Understanding Prostate Cancer
Among all the types of cells found in the prostate, most of the prostate cancers develop from the gland cells. Gland cells are responsible for making prostate fluid that is a part of semen. Some prostate cancers can grow and spread rapidly, but most grow slowly. Autopsy studies revealed that many men who died of other diseases also had prostate cancer, which never affected them during their lives. Some oncologists believe that prostate cancer starts out as a pre-cancerous condition. Some of the pre-cancerous conditions are Prostatic Intraepithelial Neoplasia (PIN) and Proliferative Inflammatory Atrophy (PIA).

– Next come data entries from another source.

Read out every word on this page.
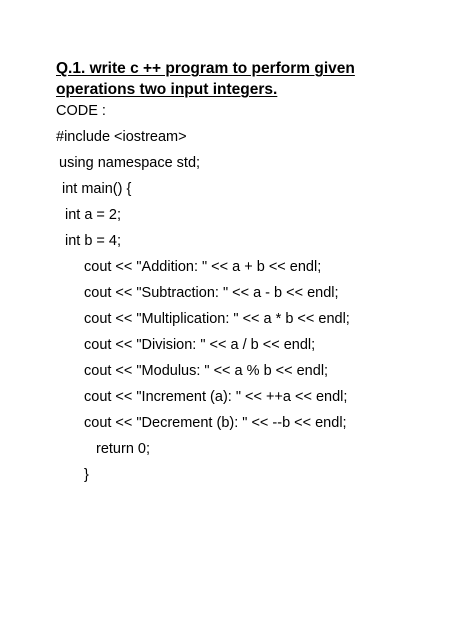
Q.1. write c ++ program to perform given operations two input integers.
CODE :
#include <iostream>
using namespace std;
int main() {
int a = 2;
int b = 4;
cout << "Addition: " << a + b << endl;
cout << "Subtraction: " << a - b << endl;
cout << "Multiplication: " << a * b << endl;
cout << "Division: " << a / b << endl;
cout << "Modulus: " << a % b << endl;
cout << "Increment (a): " << ++a << endl;
cout << "Decrement (b): " << --b << endl;
return 0;
}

According to the Atlanta Journal Report 2013 on prostate cancer, 1 in 6 men will be diagnosed with prostate cancer during his lifetime. As per data from GLOBOCAN 2012, approximately 23% of all prostate cancers diagnosed worldwide were from the Asia-Pacific region. Prostate cancer in the Asia-Pacific region is characterised by wide variations in incidence and mortality, combined with evidence of an increasing burden of incidence in many areas. In Singapore, prostate cancer accounted for an alarming 15.2% of all the cancers prevalent. In the Singapore Cancer Registry, Interim Annual Registry Report 2013, prostate cancer ranks third among the various types of cancers afflicting men.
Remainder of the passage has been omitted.